Poison the air!  Cut its throat you cannot;
kill it with a sledge-hammer you cannot;
poison it you can.  You might plant in vain
a guillotine upon your first or second floor,
but a great deal may be done against the
enemy, when he has got into your house,
by undermining him with some good drains
leading to a sink or rat-hole.  Whenever
you smell drains, you may be sure that
the power of our common enemy is, for the
time being, efficiently antagonised.  The
broad winds blow about the world, and the
air rides high above the worst of our assaults,
but nevertheless we can do much to
emancipate ourselves, if we persist constantly in
catching small detachments of the enemy,
hedging them in corners and confined spaces,
and there holding them and sticking close
to them until they are destroyed.

Against an enemy mightier than any
human despot, I would be a Tell or Hofer,
if I could.  Let us not be slaves to our
senses.
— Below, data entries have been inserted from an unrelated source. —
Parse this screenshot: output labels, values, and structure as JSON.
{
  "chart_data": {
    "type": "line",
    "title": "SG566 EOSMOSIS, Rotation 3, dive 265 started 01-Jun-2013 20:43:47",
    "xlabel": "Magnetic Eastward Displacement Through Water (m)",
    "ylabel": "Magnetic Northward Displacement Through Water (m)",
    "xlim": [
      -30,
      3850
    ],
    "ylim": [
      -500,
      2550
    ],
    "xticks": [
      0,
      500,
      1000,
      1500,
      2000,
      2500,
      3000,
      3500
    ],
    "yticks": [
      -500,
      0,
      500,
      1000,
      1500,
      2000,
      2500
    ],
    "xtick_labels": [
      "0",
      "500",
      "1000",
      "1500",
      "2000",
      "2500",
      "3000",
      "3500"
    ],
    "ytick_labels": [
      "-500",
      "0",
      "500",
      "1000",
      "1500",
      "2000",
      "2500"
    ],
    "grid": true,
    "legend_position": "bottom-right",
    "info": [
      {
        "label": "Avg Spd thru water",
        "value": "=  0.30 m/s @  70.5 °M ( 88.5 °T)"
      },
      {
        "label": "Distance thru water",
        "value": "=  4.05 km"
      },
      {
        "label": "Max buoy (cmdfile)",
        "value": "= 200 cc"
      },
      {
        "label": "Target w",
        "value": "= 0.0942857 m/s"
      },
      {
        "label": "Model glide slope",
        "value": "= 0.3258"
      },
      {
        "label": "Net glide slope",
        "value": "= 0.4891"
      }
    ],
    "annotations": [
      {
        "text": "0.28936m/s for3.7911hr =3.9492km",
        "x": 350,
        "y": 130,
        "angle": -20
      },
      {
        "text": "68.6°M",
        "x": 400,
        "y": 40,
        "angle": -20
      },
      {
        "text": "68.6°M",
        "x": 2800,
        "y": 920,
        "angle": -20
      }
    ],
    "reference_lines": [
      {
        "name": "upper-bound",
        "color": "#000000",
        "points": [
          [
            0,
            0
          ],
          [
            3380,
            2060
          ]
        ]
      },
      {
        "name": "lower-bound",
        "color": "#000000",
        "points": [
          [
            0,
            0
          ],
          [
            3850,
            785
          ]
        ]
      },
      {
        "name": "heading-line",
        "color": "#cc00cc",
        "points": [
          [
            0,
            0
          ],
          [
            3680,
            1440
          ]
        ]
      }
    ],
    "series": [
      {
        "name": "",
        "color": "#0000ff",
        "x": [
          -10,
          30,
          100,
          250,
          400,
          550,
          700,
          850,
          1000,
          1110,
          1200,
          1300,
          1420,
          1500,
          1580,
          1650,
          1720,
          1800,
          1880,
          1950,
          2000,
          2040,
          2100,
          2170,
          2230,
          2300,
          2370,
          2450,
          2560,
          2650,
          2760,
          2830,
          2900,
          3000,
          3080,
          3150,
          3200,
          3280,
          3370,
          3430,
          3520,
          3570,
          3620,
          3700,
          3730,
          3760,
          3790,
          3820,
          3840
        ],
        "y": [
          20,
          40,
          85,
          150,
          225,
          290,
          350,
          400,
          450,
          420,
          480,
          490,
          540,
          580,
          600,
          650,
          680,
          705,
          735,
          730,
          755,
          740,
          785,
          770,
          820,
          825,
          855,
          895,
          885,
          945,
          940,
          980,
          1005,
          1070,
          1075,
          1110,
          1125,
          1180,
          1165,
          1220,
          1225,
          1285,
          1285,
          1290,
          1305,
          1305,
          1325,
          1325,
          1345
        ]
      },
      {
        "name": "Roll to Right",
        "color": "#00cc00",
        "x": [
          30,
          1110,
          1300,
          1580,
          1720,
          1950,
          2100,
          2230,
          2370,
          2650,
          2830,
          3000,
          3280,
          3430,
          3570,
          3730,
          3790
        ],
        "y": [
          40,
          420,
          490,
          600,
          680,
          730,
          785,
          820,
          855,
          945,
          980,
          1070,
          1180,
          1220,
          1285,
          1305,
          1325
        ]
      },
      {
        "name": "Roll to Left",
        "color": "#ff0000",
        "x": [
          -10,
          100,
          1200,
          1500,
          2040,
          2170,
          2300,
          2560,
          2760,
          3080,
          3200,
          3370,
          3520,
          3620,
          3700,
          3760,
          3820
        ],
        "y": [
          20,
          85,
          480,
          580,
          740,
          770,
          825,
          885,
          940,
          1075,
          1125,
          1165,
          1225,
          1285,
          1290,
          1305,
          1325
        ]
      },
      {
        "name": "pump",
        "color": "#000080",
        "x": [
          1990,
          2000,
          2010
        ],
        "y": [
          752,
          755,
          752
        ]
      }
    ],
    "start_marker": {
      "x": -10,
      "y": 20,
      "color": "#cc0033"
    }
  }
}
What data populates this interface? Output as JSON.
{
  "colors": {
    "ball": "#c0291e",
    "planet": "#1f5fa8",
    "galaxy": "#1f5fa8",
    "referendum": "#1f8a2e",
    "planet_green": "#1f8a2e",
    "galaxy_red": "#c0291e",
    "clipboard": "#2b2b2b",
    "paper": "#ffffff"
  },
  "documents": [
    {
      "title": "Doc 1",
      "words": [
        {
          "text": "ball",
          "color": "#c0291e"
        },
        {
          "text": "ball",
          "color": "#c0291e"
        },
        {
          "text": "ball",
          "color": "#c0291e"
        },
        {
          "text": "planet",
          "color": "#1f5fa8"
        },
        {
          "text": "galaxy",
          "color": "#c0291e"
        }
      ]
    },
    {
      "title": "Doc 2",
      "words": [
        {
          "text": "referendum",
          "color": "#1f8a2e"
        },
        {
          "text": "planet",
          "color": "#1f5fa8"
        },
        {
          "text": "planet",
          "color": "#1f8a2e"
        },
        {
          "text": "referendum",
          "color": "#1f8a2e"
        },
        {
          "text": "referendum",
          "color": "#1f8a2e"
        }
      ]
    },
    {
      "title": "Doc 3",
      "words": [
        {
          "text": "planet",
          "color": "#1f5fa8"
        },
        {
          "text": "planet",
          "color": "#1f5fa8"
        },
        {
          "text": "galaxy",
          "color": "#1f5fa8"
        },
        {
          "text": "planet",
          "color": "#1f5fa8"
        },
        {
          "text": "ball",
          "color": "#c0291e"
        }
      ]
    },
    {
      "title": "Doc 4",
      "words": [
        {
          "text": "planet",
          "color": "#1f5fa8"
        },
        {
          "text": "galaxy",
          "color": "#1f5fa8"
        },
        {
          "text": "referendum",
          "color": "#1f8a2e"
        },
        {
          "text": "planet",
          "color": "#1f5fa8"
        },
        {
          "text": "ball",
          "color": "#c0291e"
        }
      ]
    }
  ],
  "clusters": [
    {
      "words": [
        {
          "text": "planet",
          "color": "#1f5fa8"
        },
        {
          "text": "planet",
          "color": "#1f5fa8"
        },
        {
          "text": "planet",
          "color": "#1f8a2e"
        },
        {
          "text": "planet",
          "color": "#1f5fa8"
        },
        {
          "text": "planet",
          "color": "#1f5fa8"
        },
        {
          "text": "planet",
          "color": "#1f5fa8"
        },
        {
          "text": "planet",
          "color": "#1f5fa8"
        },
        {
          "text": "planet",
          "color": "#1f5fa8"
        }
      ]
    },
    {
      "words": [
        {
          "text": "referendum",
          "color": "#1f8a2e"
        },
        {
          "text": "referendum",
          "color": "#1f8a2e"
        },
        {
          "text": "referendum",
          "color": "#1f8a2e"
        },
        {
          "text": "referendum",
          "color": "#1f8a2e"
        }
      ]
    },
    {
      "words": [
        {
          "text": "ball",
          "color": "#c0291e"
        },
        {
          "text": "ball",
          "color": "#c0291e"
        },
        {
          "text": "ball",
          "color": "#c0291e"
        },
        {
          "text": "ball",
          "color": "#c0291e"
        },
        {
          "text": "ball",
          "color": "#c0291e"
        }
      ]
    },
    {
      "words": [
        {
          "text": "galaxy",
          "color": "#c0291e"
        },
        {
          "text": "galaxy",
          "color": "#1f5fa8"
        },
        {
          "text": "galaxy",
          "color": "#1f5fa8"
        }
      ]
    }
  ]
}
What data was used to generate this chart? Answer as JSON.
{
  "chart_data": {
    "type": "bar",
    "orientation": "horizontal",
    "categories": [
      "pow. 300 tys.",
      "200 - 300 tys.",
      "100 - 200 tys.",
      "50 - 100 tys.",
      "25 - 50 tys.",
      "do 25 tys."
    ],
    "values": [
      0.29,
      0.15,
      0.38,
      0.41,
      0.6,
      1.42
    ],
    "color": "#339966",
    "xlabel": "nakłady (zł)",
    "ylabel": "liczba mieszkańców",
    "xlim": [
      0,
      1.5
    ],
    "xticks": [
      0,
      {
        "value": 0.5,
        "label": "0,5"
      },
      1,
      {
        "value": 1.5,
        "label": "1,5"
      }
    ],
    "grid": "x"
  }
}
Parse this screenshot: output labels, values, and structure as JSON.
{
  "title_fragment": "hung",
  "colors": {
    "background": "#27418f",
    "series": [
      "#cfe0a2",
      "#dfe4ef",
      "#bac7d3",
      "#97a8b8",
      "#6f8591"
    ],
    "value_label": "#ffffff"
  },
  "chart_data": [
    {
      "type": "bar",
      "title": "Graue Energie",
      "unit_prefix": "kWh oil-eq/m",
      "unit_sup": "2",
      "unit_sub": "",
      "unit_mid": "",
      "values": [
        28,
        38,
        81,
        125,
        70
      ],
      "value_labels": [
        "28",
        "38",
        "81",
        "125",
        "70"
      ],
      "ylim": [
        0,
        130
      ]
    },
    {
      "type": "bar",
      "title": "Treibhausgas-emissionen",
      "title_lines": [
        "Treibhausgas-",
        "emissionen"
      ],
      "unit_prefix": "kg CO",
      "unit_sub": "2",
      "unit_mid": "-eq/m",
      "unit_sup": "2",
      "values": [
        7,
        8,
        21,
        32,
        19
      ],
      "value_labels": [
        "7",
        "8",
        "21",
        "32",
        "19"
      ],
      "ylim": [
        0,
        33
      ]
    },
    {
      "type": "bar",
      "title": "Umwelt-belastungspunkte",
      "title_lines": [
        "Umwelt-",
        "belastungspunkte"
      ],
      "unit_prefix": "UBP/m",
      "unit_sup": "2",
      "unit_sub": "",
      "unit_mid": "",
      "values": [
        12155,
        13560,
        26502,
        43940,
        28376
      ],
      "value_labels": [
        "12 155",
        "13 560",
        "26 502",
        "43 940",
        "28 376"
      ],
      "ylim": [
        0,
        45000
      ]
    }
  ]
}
It is said, to our shame, that

    "The eyeit cannot choose but see;
         We cannot bid the ear be still;
     Our bodies feel, where'er they be,
         Against or with our will."

But we can shut our eyes against the light,
and very often do; we can stop our ears;
and as for the feeling in our bodies, we can
conquer that with chloroform.  Shall it be
said, then, that we are compelled to be
dependent on the air for life?  The time is not
yet indeed come when we may with safety
plug our mouths and noses, as we close our
eyes or plug our ears; but we can do the
next best thing to thatwe can plug up the
next surrounding shell.  We can plug up
the house, the room, the carriage in which
mouths and noses are; we can decree that all
shall be made air-tight within a circle of
so many feet around the said mouths or
noses, and that the air within that circle
shall be further poisoned; and any candid
man will own that the next step would be,
if we could but take it, the wearing of an
impervious muffler over mouth and nose.